Yes, after decades, the changing demographics required adjustment. Unfortunately, the American people had given that task to the worst people on the planet, short of Joe "Crazy Guy Who Eats Wallpaper Paste" Rodriguez in Grenada, Ronald Reagan and Alan Greenspan, who came up with a way to use the issue to raise huge amounts of money - while then throwing that money away by letting the government borrow and spend it off the books.

The program itself - the most successful in history, perhaps, reversing elder poverty from 90&#37; to 10%, very popular - which is why Republicans want it gone.

What Reagan and Greenspan did, what Congress and Presidents borrow, are not the fault of Social Security, they're the fault of the politicians and the voters.

Social security itself can continue as a great retirement program indefinitely, with some adjustments for the changing demographics.

We don't need 'reform' from a group of people - Republicans - who have the motive to destroy it to deny Democrats any political benefit, and shift wealth to the top.

the math that the people who set it up didn't figure out is compound interest. you know, the most powerful force in the universe. they also didn't figure out COLA or that there would be declining number of contributors to retirees (a problem with all pay as you go pensions). in fact, there is basically no math in the 1935 act, so they had to start fixing it in 1950 (hardly decades and certainly not 50 years later).

social security's tax rate has been adjusted upward continually since the program's inception. so, if decades mean 'after 15 years and then continuously afterward.' why? because the number of workers per retiree has always been falling. they probably figured that would happen back in 1935 but who knows. though there was no math at all in the 1935 law so maybe not. so in 1950 there was a 77% COLA, a 20% increase in the wage ceiling and 50% increase in the tax rate. there were a total of 16 increases in the tax rate before 1983.

again, there was no math, so that's pretty strong evidence in favor of my assertion that it was set up by people who don't understand math.

so, the rate has been adjusted upward. often. that didn't change in 1983. the amount of income subject to social security has continually been increased upward. that didn't change in 1983. the program has to buy government bonds. that didn't change in 1983. the government used a unified budget.* that didn't change in 1983.

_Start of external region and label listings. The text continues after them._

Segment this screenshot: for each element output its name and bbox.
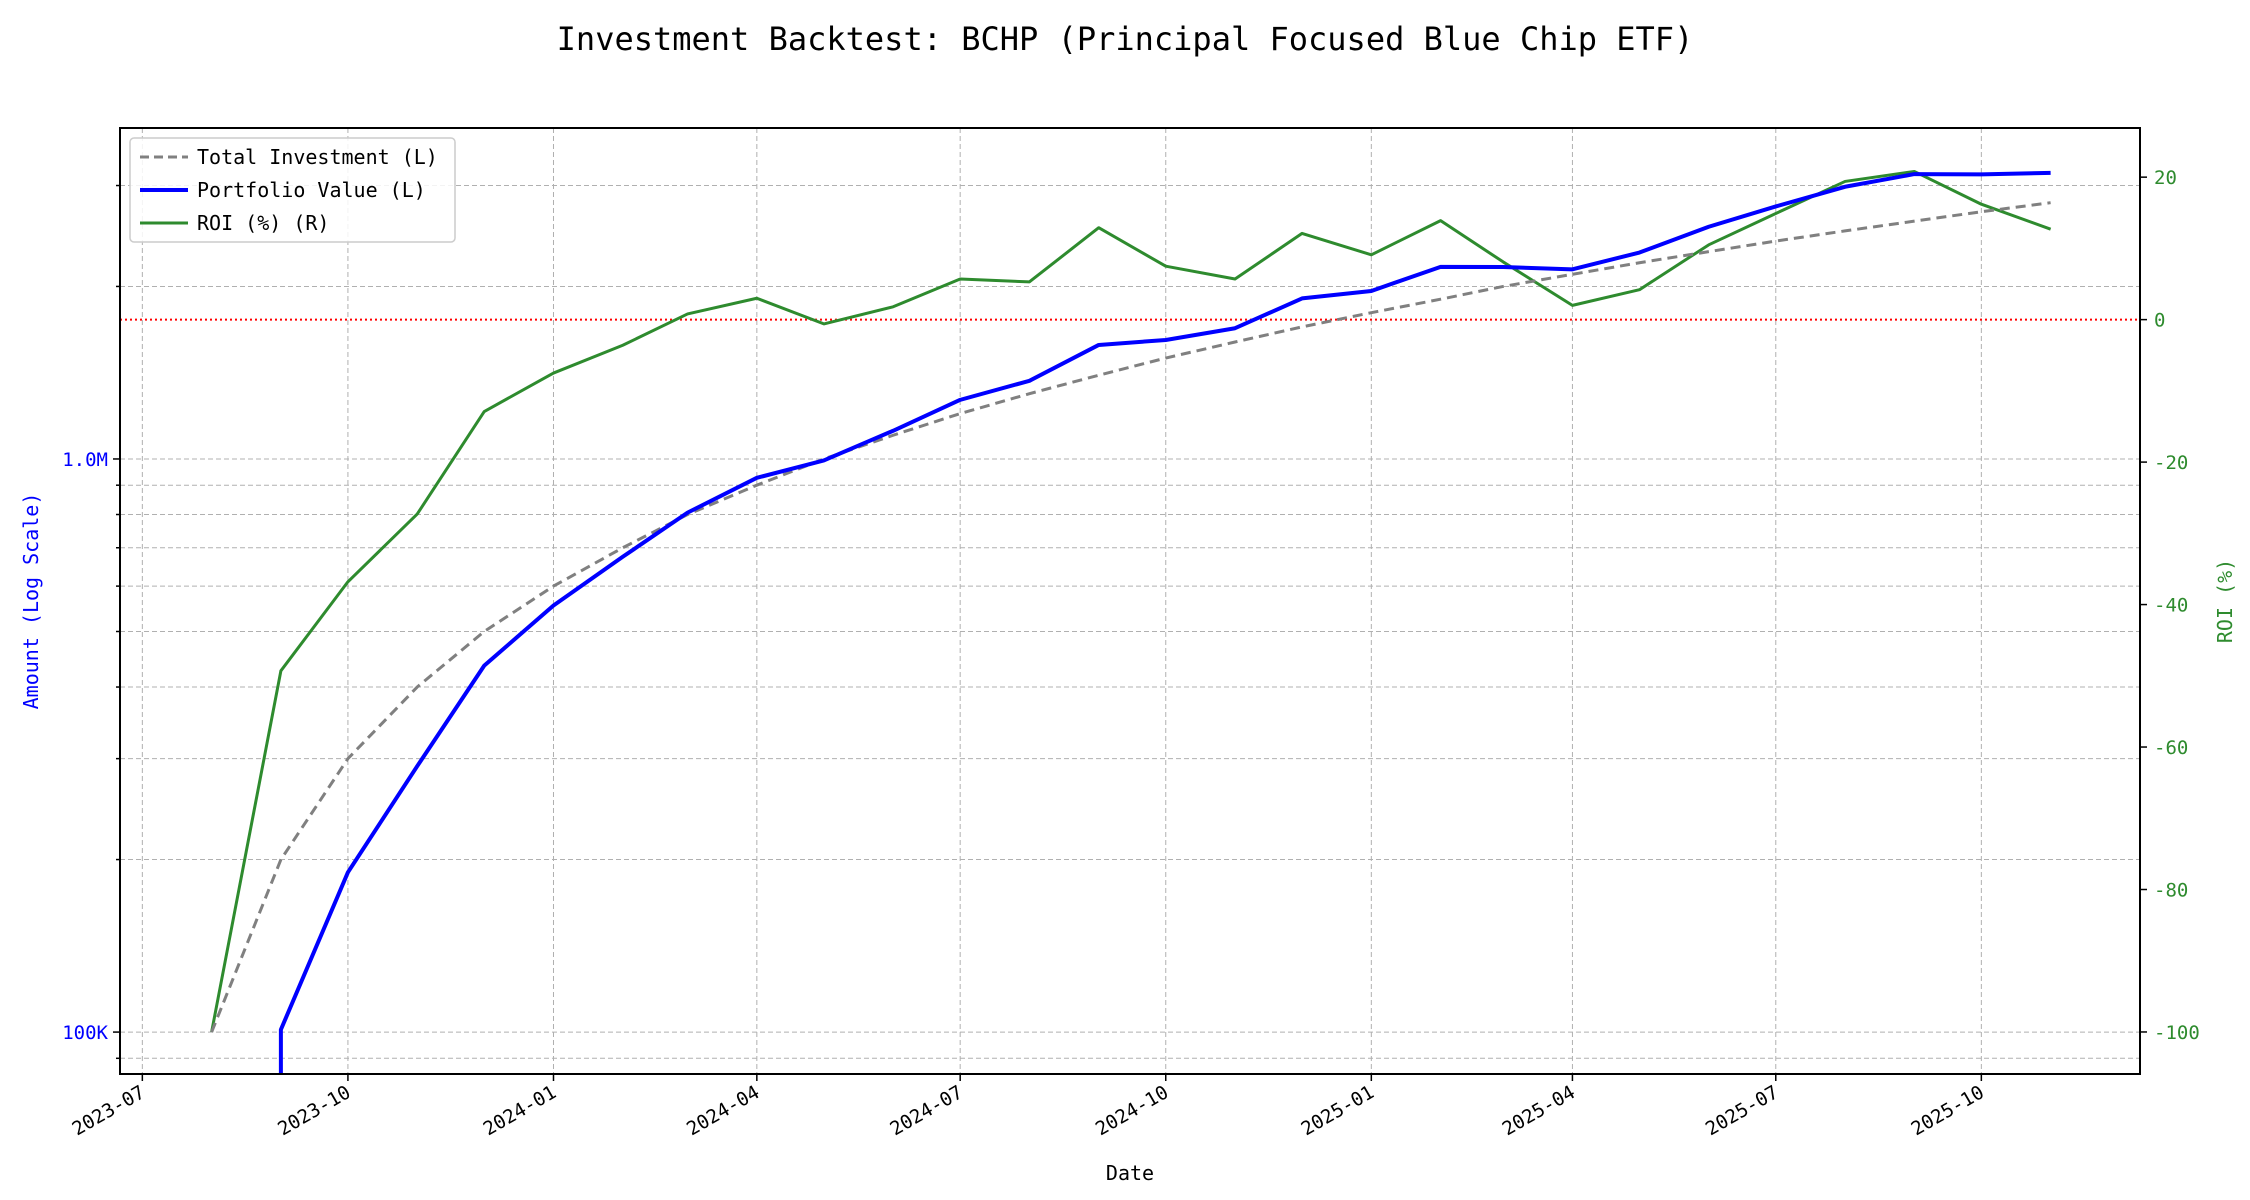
right-y-tick-label: -80	[2154, 880, 2188, 902]
legend: Total Investment (L) Portfolio Value (L) R…	[129, 137, 456, 243]
portfolio-value-line	[278, 170, 2051, 1074]
x-axis: 2023-07 2023-10 2024-01 2024-04 2024-07 2024-…	[68, 1074, 1988, 1140]
right-y-axis-label: ROI (%)	[2213, 559, 2237, 643]
right-y-tick-label: 0	[2154, 310, 2165, 332]
x-tick-label: 2025-01	[1297, 1081, 1377, 1140]
legend-frame	[129, 137, 456, 243]
roi-line	[210, 169, 2052, 1033]
right-y-tick-label: -20	[2154, 452, 2188, 474]
total-investment-line	[210, 201, 2051, 1033]
left-y-tick-label: 1.0M	[62, 449, 108, 471]
grid	[120, 128, 2140, 1074]
axes-frame	[119, 127, 2141, 1075]
plot-area	[210, 169, 2052, 1074]
right-y-tick-label: -100	[2154, 1022, 2200, 1044]
chart-title: Investment Backtest: BCHP (Principal Foc…	[557, 20, 1694, 58]
x-tick-label: 2024-01	[480, 1081, 560, 1140]
legend-label: Total Investment (L)	[197, 145, 438, 169]
left-y-tick-label: 100K	[62, 1022, 108, 1044]
right-y-tick-label: -40	[2154, 595, 2188, 617]
x-tick-label: 2023-10	[274, 1081, 354, 1140]
x-tick-label: 2024-04	[683, 1081, 763, 1140]
right-y-axis: 20 0 -20 -40 -60 -80 -100	[2140, 167, 2200, 1044]
x-tick-label: 2025-04	[1499, 1081, 1579, 1140]
left-y-axis-label: Amount (Log Scale)	[19, 493, 43, 710]
x-axis-label: Date	[1106, 1161, 1154, 1185]
x-tick-label: 2025-10	[1907, 1081, 1987, 1140]
x-tick-label: 2024-07	[886, 1081, 966, 1140]
x-tick-label: 2025-07	[1702, 1081, 1782, 1140]
legend-label: Portfolio Value (L)	[197, 178, 426, 202]
right-y-tick-label: -60	[2154, 737, 2188, 759]
right-y-tick-label: 20	[2154, 167, 2177, 189]
left-y-axis: 100K 1.0M	[62, 184, 120, 1060]
x-tick-label: 2024-10	[1092, 1081, 1172, 1140]
x-tick-label: 2023-07	[68, 1081, 148, 1140]
legend-label: ROI (%) (R)	[197, 211, 329, 235]
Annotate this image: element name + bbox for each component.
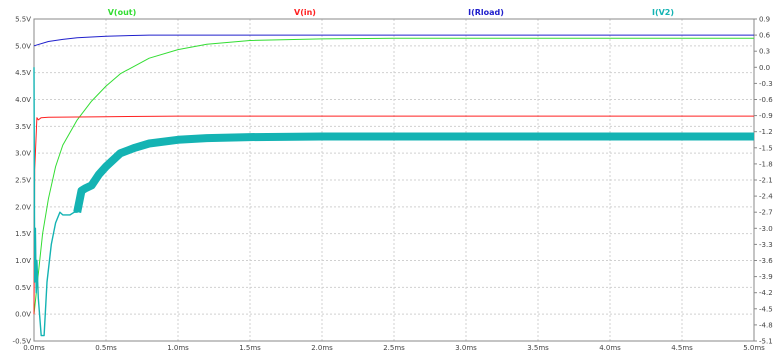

looking at it the only thing that really changed is that automatic COLAs have been lower since then, but unless there's been some change in how CPI-W is tabulated that's just due to stagflation's end at the same time. 1984 is the only year in which the wage measure would have served as the basis for COLA but i don't see anything that says it was used. the one thing that changed legally is that a portion of social security benefits became taxable.

anyway, if you'd have read my post you'd see that either of my proposals would have prevented the government from stealing the trust fund, republicans and democrats.








*side note: raygun actually proposed taking it out of the unified budget, which makes deficits appear larger compared to unified budget, but not until well after he'd left office. johnson invented the unified budget because squabbling over which budget measure was to be used consumed a lot of congress's time. since 1990 it has been off budget.